& the Family
Pay for Good Behavior and Good Results
Parents teach children by offering rewards to encourage desirable behavior and punishment to discourage undesirable behavior. Rewards are offered as positive reinforcements to desirable behaviors. Conditioning strengthens goal-directed behavior. The rigorous application of conditioning is common in organizations that depend on routines, repetitious work and compliance with a strict social order. In contrast, the sense of freedom thrives when conditioning is minimal and individual choice is encouraged.
Brain maturation is gradual process that leads to increasing ability to make better choices. Maturation requires changes in brain function that depends in part on learning. Adults are usually better at making choices and must guide their children for many years.
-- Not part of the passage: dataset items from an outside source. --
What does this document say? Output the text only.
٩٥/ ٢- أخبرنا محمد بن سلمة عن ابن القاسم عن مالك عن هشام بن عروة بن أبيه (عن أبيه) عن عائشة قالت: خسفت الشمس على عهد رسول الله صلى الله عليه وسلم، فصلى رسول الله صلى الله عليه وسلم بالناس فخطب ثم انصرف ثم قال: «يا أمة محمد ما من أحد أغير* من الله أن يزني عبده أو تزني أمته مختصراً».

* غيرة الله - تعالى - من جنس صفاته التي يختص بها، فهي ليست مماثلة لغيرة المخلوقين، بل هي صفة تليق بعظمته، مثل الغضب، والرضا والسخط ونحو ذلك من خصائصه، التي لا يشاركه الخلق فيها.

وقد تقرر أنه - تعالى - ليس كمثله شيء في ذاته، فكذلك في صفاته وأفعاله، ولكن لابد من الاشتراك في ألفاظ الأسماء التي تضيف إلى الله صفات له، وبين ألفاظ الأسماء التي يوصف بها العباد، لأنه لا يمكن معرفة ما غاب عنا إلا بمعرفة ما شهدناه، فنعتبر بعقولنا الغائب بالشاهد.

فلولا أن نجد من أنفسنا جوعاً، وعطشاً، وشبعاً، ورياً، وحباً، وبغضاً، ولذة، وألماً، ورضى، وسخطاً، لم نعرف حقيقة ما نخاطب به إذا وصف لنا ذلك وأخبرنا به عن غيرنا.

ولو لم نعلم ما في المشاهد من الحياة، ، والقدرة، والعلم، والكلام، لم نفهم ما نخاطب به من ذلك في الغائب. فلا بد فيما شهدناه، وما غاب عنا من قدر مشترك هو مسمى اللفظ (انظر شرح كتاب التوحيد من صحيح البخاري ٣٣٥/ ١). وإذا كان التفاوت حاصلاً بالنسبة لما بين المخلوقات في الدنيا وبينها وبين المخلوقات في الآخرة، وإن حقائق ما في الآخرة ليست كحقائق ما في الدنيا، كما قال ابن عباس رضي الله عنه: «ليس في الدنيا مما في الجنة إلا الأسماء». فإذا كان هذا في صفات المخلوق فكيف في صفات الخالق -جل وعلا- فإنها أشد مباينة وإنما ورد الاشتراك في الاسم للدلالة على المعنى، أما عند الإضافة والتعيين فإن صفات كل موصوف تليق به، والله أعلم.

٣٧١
Three vital needs of children can be encouraged with one strategy – pay for good results and good behavior. The first need is to be taught to do the right things and to be rewarded for the effort. Children need to be taught task-oriented planning and scheduling.
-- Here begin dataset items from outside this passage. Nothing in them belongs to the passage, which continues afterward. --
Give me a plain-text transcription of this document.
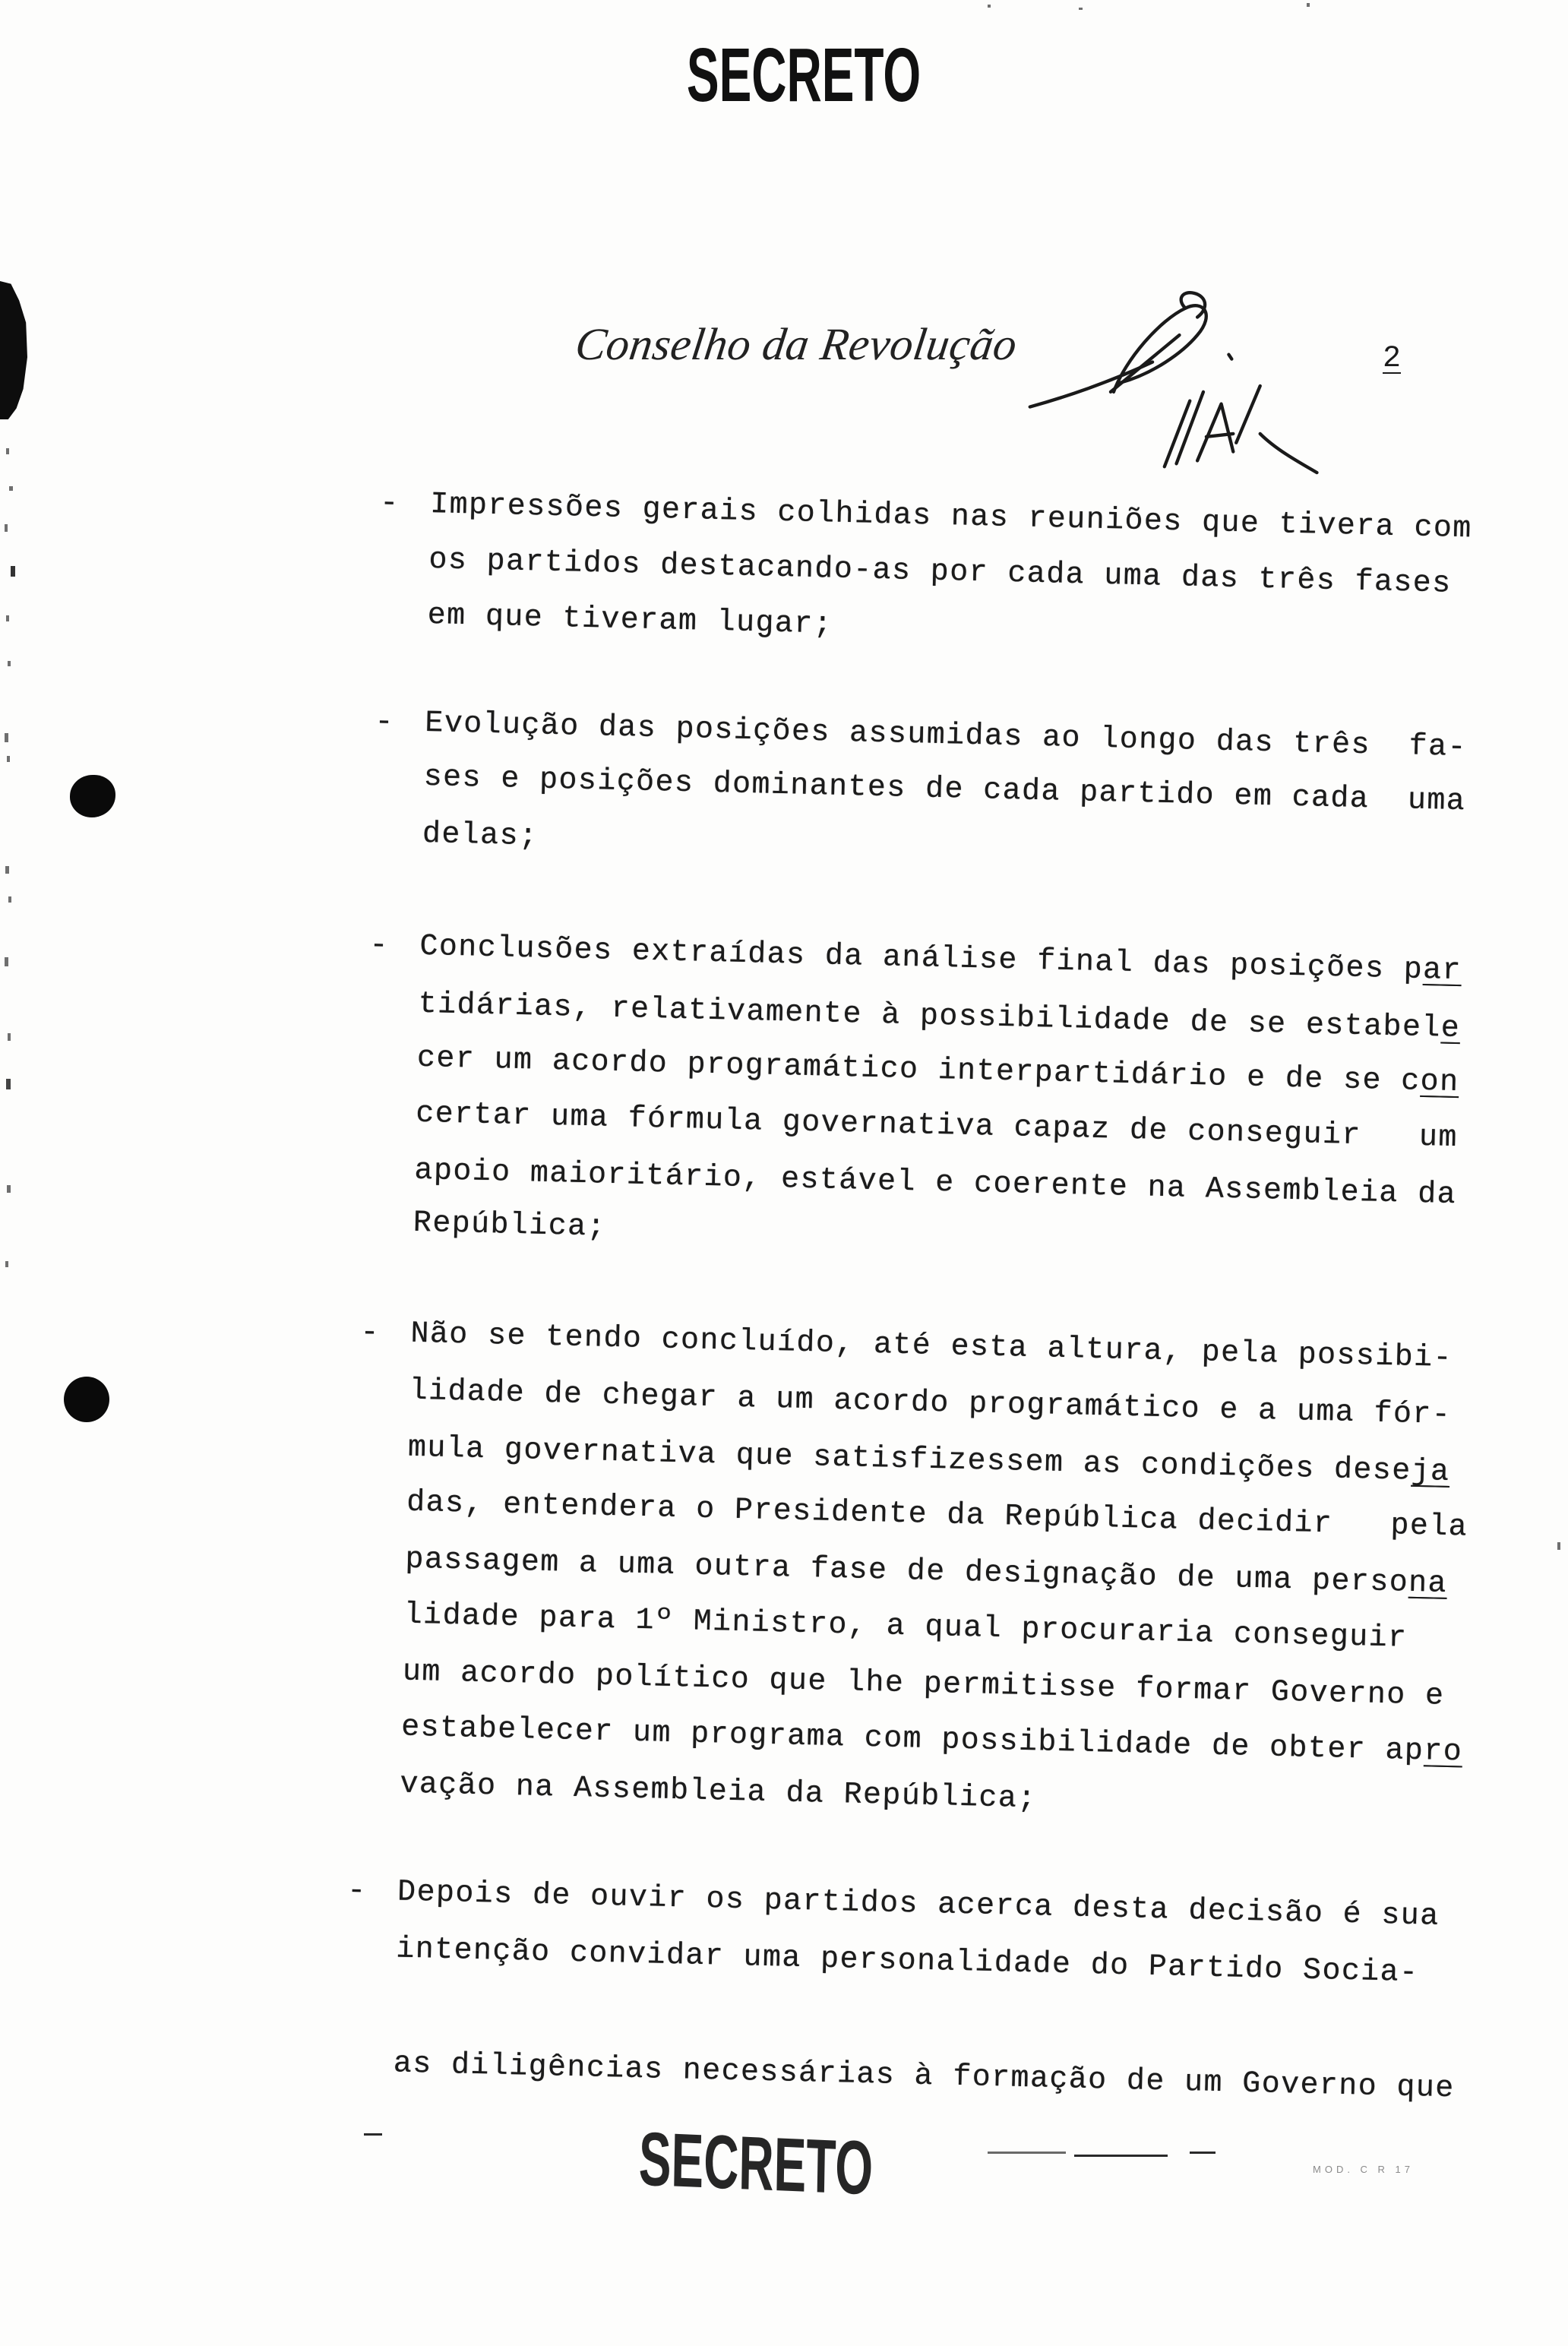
SECRETO
Conselho da Revolução	2
- Impressões gerais colhidas nas reuniões que tivera com
os partidos destacando-as por cada uma das três fases
em que tiveram lugar;
- Evolução das posições assumidas ao longo das três  fa-
ses e posições dominantes de cada partido em cada  uma
delas;
- Conclusões extraídas da análise final das posições par
tidárias, relativamente à possibilidade de se estabele
cer um acordo programático interpartidário e de se con
certar uma fórmula governativa capaz de conseguir   um
apoio maioritário, estável e coerente na Assembleia da
República;
- Não se tendo concluído, até esta altura, pela possibi-
lidade de chegar a um acordo programático e a uma fór-
mula governativa que satisfizessem as condições deseja
das, entendera o Presidente da República decidir   pela
passagem a uma outra fase de designação de uma persona
lidade para 1º Ministro, a qual procuraria conseguir
um acordo político que lhe permitisse formar Governo e
estabelecer um programa com possibilidade de obter apro
vação na Assembleia da República;
- Depois de ouvir os partidos acerca desta decisão é sua
intenção convidar uma personalidade do Partido Socia-
as diligências necessárias à formação de um Governo que
SECRETO	MOD. C R 17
Children need to be taught about money, especially the relationship between task accomplishment and monetary reward.
Task and rewards should be well defined and include a schedule. The emphasis is reward, but reasonable fines can levied occasionally for failure to complete tasks and specific rule infractions. A child who fails often needs help, not punishment. Parents can define routine care that comes free with the home and describe all extras as “privileges” that are earned. All money received by children is earned, except for gifts on special occasions.
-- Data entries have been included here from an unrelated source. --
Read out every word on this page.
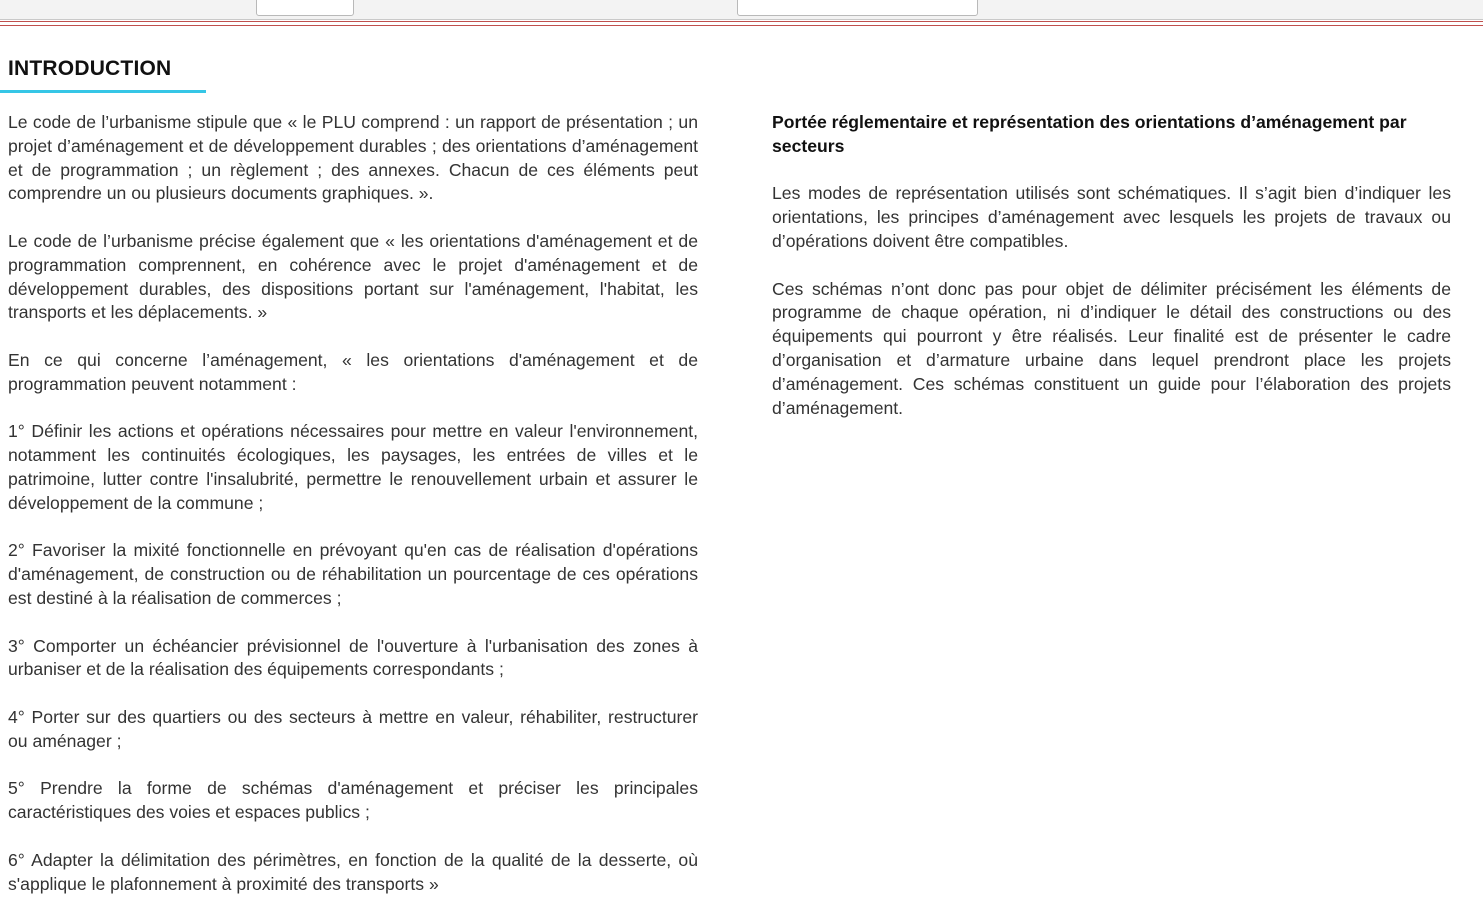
INTRODUCTION

Le code de l’urbanisme stipule que « le PLU comprend : un rapport de présentation ; un projet d’aménagement et de développement durables ; des orientations d’aménagement et de programmation ; un règlement ; des annexes. Chacun de ces éléments peut comprendre un ou plusieurs documents graphiques. ».

Le code de l’urbanisme précise également que « les orientations d'aménagement et de programmation comprennent, en cohérence avec le projet d'aménagement et de développement durables, des dispositions portant sur l'aménagement, l'habitat, les transports et les déplacements. »

En ce qui concerne l’aménagement, « les orientations d'aménagement et de programmation peuvent notamment :

1° Définir les actions et opérations nécessaires pour mettre en valeur l'environnement, notamment les continuités écologiques, les paysages, les entrées de villes et le patrimoine, lutter contre l'insalubrité, permettre le renouvellement urbain et assurer le développement de la commune ;

2° Favoriser la mixité fonctionnelle en prévoyant qu'en cas de réalisation d'opérations d'aménagement, de construction ou de réhabilitation un pourcentage de ces opérations est destiné à la réalisation de commerces ;

3° Comporter un échéancier prévisionnel de l'ouverture à l'urbanisation des zones à urbaniser et de la réalisation des équipements correspondants ;

4° Porter sur des quartiers ou des secteurs à mettre en valeur, réhabiliter, restructurer ou aménager ;

5° Prendre la forme de schémas d'aménagement et préciser les principales caractéristiques des voies et espaces publics ;

6° Adapter la délimitation des périmètres, en fonction de la qualité de la desserte, où s'applique le plafonnement à proximité des transports »

Portée réglementaire et représentation des orientations d’aménagement par secteurs

Les modes de représentation utilisés sont schématiques. Il s’agit bien d’indiquer les orientations, les principes d’aménagement avec lesquels les projets de travaux ou d’opérations doivent être compatibles.

Ces schémas n’ont donc pas pour objet de délimiter précisément les éléments de programme de chaque opération, ni d’indiquer le détail des constructions ou des équipements qui pourront y être réalisés. Leur finalité est de présenter le cadre d’organisation et d’armature urbaine dans lequel prendront place les projets d’aménagement. Ces schémas constituent un guide pour l’élaboration des projets d’aménagement.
Family tokens can replace real money. Tokens represent real value and can be exchanged for a variety of rewards. Parents can be inventive in their rewards systems and can learn about their own evaluations and motivations by interacting with their children.
I like the token system, since you can be more flexible with rewards, including value exchanges that are independent of money. Children in a family can develop their own economy by exchanging tokens for services they render to each other. A sister might earn 5 tokens for clearing the kitchen after dinner and offer her brother 3 tokens for helping her with a math assignment. As with commercial point motivation systems, the family can have a catalogue of rewards when enough tokens are earned. Obviously, rewards should be appropriate to age and ability. Younger children should have their own tokens and their own catalogue of rewards.